Skibbe kafasındakileri henüz Karadeniz semalarındaki takımına yerleştiremedi. Bazen yanlış şeyler deniyor, bazen doğru ama hep bir deneme halinde. Bunun nedeni de; geçtiğimiz sezon oynanan oyunu oynatmak istememesi ve henüz bu anlamda olumlu bir şey görememiş olsak bile, yakından tanıdığımız bir hoca olması nedeniyle "pas oyununu" tercih ettiğini Galatasaray ve Eskişehirspor döneminden biliyoruz. Bülent Korkmaz döneminde "uzun top" oyununa alışan Karabükspor için de, bu değişim haliyle sancılı geçiyor. Takım Mehmet Yıldız tarzında bir forveti oyun içerisinde arıyor, top ile sadece bu düşünülüyor. Mehmet Yıldız- Ahmet İlhan ikilisi buluştuktan sonra ortaya konan oyun da, bu dediğimizi destekleyen argüman olarak önümüzde duruyor. Hem de Mehmet Yıldız, takımda bir çok isim gibi çok formsuz olmasına rağmen...

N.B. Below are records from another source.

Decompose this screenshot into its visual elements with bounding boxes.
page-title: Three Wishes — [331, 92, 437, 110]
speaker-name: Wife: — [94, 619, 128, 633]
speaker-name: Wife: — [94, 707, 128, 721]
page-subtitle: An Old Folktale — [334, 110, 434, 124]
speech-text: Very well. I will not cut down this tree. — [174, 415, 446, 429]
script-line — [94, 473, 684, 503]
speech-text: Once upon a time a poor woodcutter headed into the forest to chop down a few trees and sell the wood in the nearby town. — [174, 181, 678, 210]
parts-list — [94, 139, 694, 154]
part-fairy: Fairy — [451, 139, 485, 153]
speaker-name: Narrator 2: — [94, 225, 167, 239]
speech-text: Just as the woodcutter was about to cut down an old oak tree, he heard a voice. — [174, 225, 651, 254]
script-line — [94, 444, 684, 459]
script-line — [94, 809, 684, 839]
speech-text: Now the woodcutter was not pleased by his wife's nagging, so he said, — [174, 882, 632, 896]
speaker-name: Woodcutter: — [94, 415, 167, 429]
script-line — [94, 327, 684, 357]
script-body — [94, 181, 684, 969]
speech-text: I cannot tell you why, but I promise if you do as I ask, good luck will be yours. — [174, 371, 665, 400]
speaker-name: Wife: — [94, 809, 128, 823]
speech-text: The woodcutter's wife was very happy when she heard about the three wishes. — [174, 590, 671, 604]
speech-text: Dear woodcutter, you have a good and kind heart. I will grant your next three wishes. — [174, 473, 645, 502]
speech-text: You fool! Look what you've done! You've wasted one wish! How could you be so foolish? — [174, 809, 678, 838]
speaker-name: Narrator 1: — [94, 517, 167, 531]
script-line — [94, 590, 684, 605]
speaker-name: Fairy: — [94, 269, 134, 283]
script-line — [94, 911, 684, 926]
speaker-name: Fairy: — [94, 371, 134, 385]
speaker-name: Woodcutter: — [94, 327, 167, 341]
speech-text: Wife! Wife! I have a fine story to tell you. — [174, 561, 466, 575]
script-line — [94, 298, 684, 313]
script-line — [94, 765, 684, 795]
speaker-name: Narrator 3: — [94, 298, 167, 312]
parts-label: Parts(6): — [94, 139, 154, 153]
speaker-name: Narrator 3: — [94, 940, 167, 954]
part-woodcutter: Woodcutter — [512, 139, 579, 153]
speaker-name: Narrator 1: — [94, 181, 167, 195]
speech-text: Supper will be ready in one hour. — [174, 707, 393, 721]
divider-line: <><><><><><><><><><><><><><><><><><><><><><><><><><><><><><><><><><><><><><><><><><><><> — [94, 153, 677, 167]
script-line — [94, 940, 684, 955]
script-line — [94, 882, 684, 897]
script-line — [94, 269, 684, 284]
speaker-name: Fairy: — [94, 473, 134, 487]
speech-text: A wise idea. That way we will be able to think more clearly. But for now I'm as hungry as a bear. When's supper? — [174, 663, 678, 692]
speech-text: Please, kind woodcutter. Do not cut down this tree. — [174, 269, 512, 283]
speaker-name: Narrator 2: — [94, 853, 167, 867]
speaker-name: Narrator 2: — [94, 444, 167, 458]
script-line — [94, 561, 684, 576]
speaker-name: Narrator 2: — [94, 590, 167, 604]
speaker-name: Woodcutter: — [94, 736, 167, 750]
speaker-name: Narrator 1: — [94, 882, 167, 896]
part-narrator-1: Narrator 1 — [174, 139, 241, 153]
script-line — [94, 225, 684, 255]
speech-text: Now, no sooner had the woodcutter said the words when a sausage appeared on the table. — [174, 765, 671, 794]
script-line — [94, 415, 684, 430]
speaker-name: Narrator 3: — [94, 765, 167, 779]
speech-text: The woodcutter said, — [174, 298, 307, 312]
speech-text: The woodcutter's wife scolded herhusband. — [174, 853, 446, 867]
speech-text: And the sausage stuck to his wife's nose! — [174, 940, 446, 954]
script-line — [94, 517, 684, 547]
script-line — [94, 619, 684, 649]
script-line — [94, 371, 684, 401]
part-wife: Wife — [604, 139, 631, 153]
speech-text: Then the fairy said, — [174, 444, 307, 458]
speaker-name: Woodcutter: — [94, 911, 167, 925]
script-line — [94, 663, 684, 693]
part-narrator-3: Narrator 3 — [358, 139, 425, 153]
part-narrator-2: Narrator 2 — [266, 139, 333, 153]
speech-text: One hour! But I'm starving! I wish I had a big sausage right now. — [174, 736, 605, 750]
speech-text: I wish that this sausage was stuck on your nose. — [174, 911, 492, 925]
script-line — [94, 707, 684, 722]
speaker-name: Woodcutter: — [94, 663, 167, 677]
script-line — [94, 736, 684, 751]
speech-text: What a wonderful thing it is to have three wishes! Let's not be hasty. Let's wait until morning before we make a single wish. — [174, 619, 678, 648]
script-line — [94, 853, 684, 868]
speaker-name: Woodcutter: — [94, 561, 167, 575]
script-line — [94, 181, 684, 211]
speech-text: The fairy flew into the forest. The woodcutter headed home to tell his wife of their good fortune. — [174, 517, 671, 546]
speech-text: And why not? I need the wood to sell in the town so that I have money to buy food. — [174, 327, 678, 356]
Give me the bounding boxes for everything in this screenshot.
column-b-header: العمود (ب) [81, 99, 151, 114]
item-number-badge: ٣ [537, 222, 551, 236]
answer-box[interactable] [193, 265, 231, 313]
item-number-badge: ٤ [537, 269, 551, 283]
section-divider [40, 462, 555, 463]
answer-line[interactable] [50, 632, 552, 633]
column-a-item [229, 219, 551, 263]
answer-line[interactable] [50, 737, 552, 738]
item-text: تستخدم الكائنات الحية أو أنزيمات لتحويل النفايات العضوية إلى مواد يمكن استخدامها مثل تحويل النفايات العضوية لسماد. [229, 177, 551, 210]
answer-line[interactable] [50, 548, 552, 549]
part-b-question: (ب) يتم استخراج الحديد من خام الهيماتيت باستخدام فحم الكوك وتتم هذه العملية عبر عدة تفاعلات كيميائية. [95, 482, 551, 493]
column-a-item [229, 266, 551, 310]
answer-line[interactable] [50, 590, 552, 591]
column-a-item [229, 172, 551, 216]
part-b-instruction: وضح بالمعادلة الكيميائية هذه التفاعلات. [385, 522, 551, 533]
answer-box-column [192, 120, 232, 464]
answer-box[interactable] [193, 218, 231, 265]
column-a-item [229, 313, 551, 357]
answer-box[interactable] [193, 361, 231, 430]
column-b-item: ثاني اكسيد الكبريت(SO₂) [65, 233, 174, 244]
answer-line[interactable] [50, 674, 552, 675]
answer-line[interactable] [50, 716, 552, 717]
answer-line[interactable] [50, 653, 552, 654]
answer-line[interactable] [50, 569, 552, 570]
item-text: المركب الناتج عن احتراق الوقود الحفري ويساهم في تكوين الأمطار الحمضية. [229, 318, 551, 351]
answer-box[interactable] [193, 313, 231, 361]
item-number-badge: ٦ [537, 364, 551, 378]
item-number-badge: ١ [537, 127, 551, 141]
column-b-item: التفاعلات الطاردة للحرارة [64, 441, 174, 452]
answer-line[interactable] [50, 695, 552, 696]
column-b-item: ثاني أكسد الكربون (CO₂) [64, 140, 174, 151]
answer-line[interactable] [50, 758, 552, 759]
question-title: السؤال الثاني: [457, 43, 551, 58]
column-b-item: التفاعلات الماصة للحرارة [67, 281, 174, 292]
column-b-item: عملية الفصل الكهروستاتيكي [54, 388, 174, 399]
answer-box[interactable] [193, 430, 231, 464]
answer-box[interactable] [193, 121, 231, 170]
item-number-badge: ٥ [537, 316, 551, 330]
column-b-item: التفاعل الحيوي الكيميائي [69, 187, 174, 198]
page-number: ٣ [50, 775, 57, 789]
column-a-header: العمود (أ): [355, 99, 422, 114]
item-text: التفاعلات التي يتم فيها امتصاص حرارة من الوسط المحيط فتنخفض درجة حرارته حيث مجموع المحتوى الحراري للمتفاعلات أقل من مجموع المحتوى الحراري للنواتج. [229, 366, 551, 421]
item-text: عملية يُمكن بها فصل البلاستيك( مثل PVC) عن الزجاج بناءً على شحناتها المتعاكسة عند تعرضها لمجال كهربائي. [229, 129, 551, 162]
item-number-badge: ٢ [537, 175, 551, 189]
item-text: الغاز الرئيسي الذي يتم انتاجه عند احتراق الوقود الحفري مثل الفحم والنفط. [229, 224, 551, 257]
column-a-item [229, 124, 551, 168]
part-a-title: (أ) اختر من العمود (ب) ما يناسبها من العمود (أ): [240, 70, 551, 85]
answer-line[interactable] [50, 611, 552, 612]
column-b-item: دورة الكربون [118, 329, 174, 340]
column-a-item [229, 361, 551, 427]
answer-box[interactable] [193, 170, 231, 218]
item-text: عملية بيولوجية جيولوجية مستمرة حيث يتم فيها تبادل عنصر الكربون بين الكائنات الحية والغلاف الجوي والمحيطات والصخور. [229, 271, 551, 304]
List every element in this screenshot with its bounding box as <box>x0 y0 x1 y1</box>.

Karabükspor'un denemelerinden bahsederken, sahaya çıkan 11'deki isimlere bakmak bile yeterli aslında. Örneğin; ilk hafta ile ikinci hafta arasındaki oyuncu sayısı farkı 4, ikinci hafta ile üçüncü hafta arasındaki oyuncu sayısı farkı yine 4, üçüncü hafta ile geçtiğimiz hafta arasındaki oyuncu farkı ise tam olarak 8 ve geçtiğimiz hafta ile bu hafta arasındaki oyuncu sayısı farkı da 3. Bu hafta ile ilk hafta arasındaki farka bakacak olursak da, 6 oyuncunun değişmiş olduğunu görüyoruz. Oldukça fazla, hep bir arama çabası.

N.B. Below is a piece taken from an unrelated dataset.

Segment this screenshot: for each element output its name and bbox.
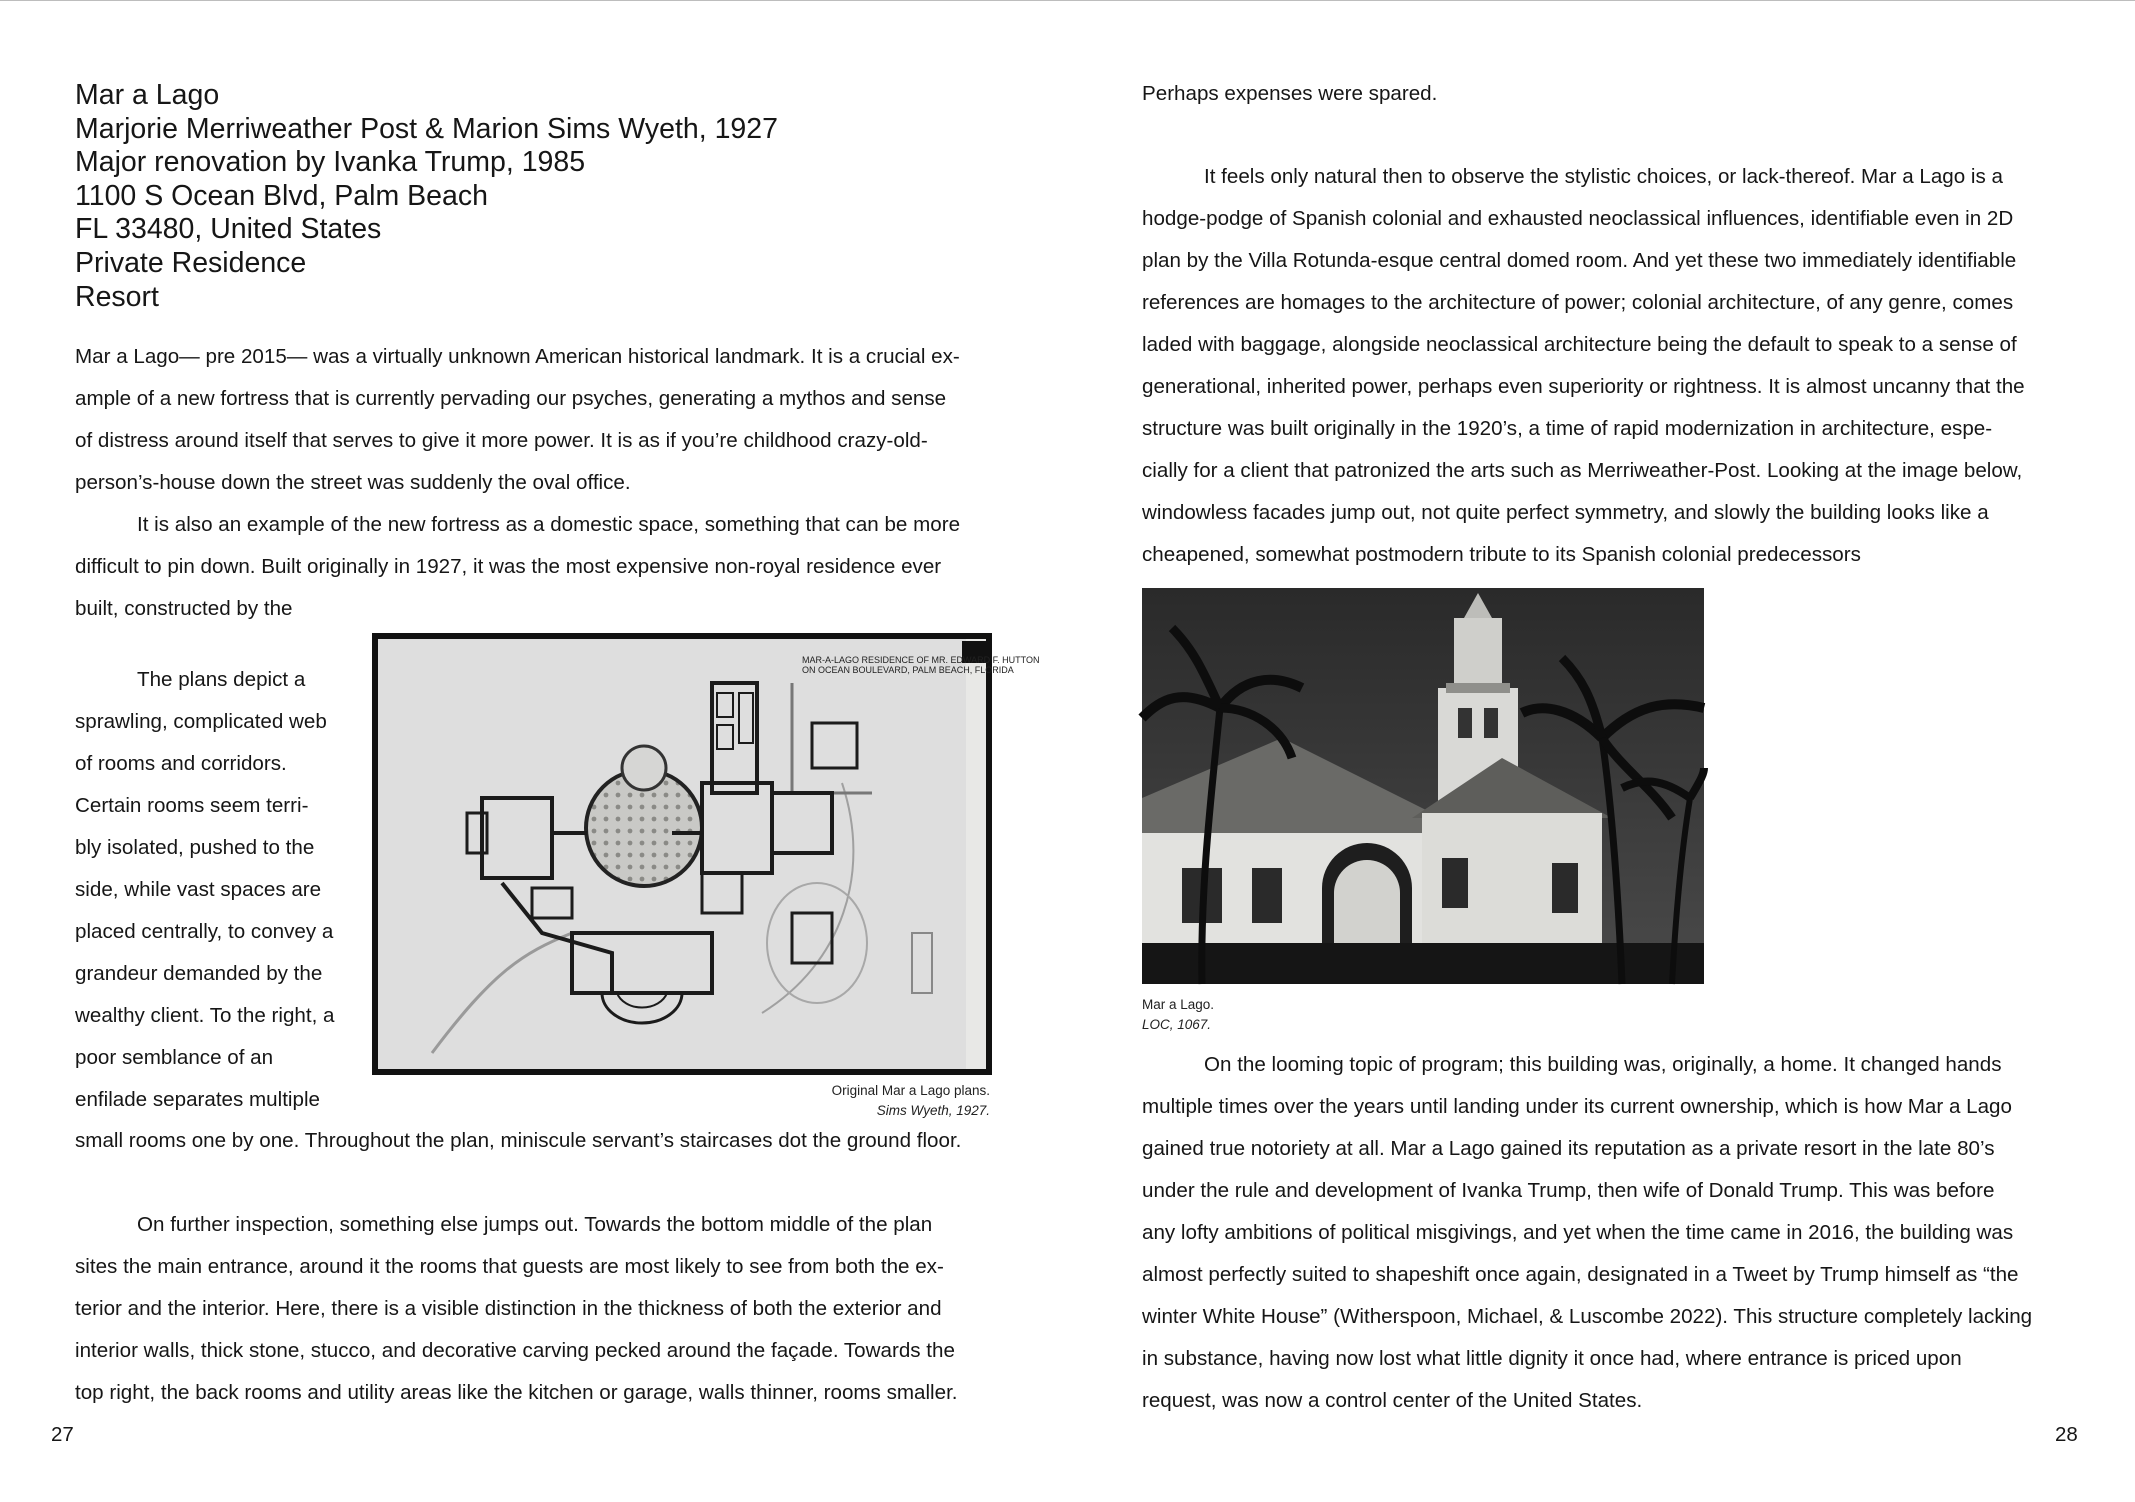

Oyuncular değişiyor ama değişmeyen tek bir şey var. Bu da; Karabükspor'un vasat oyunu. Bu maçta da özellikle oyuncu değişiklikleri gelene kadar, oldukça etkisiz ve oyun kontrolünü Antalyaspor'a bırakan bir anlayış vardı. Topun arkasında bekleyip, ileri uç elemanlarını fizik mücadeleye sokan bir anlayış. Tabii bir Mehmet Yıldız tarzı oyuncu olmayınca, İlhan Parlak sezona iyi girmiş olsa bile işe yaramadı. Ya da pres denemesi, sadece öndeki oyuncular denemeye kalkınca takımın boyunu açmaktan başka bir şeye sebep olmadı. Ya da beklerin vasat bile diyemeyeceğimiz performansı. Bir kere geldiler, onda da Karabükspor'un son dakikaları saymazsak tek baskısı geldi.

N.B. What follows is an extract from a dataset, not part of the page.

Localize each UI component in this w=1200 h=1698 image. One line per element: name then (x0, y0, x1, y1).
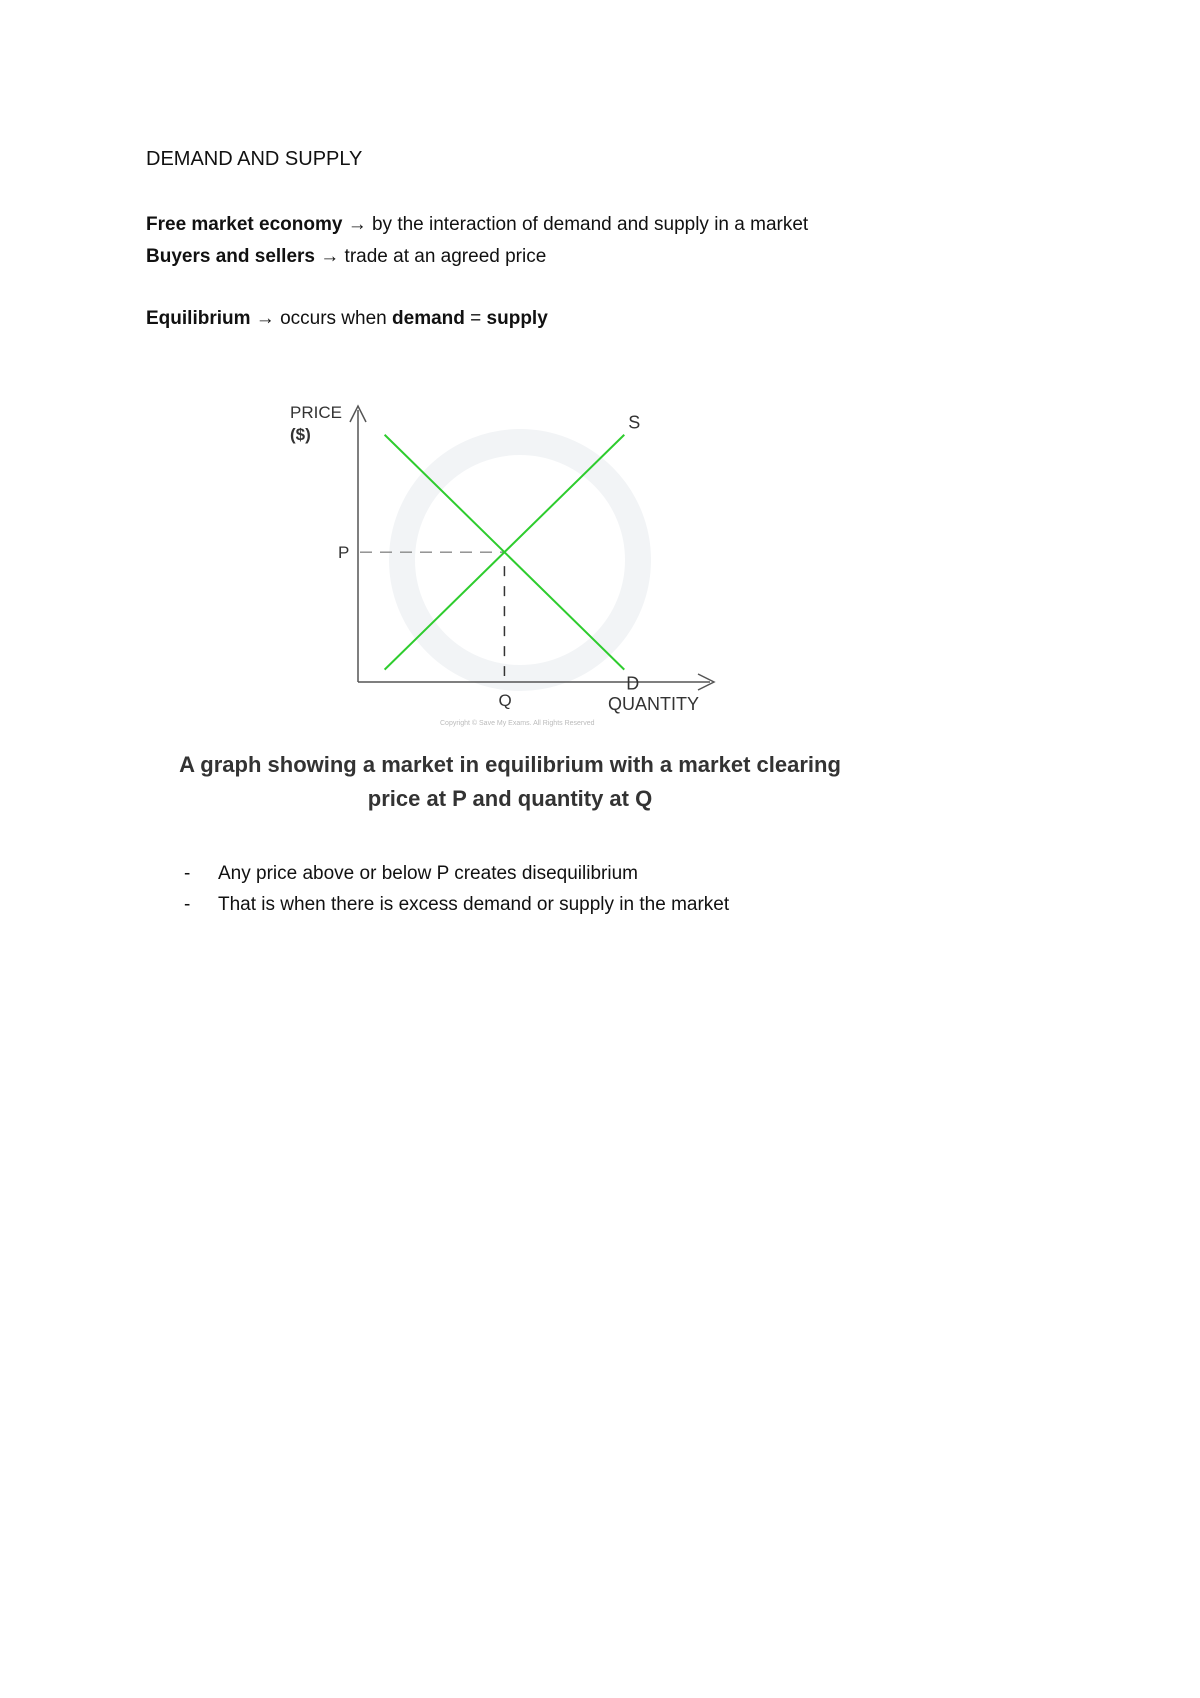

Skibbe, geçişi kolaylaştırmak amacıyla bu tip maçlarda aslında diziliş ile oynama yoluna gidebilir. Zira 4-2-3-1 taktiği, geçtiğimiz sezonun son direniş dönemini anımsatmaktan başka bir şey getirmiyor gibi gözüküyor ve oyuncuların saha içerisindeki halleri de bunu destekler görüntü içerisinde oluyor.

Karabükspor cephesinde şimdilik değineceğimiz son konu ise, Yiğit İncedemir. Bu kadar göz önünde olup, isminden defalarca bahsedilmesine rağmen hala aynı yerinde sayan ve hatta "overrated" olma konusunda son dönemlerin zirvesine yerleştirmemiz gereken bir isimdir kendisi. Dört büyüklere gitti gidiyor derken; oyun bilgisi çok düşük olup, oyuna katılımını bir türlü yapamaması bu yorumumuzun temel kaynağıdır. Oyuna katılım derken bahsettilerimiz ise, oynadığı pozisyonun gerekliliği olan rakip ataklarını kesme, pozisyon alma ve takımı oyuna başlatma.

Karabükspor: Tomic, Erdem, Muhammet, Mabiala, Seric, Yiğit, Birol, Shelton (75 Ahmet), Cernat (66 Mehmet Yıldız), İlhan, Bertul (56 Lua Lua)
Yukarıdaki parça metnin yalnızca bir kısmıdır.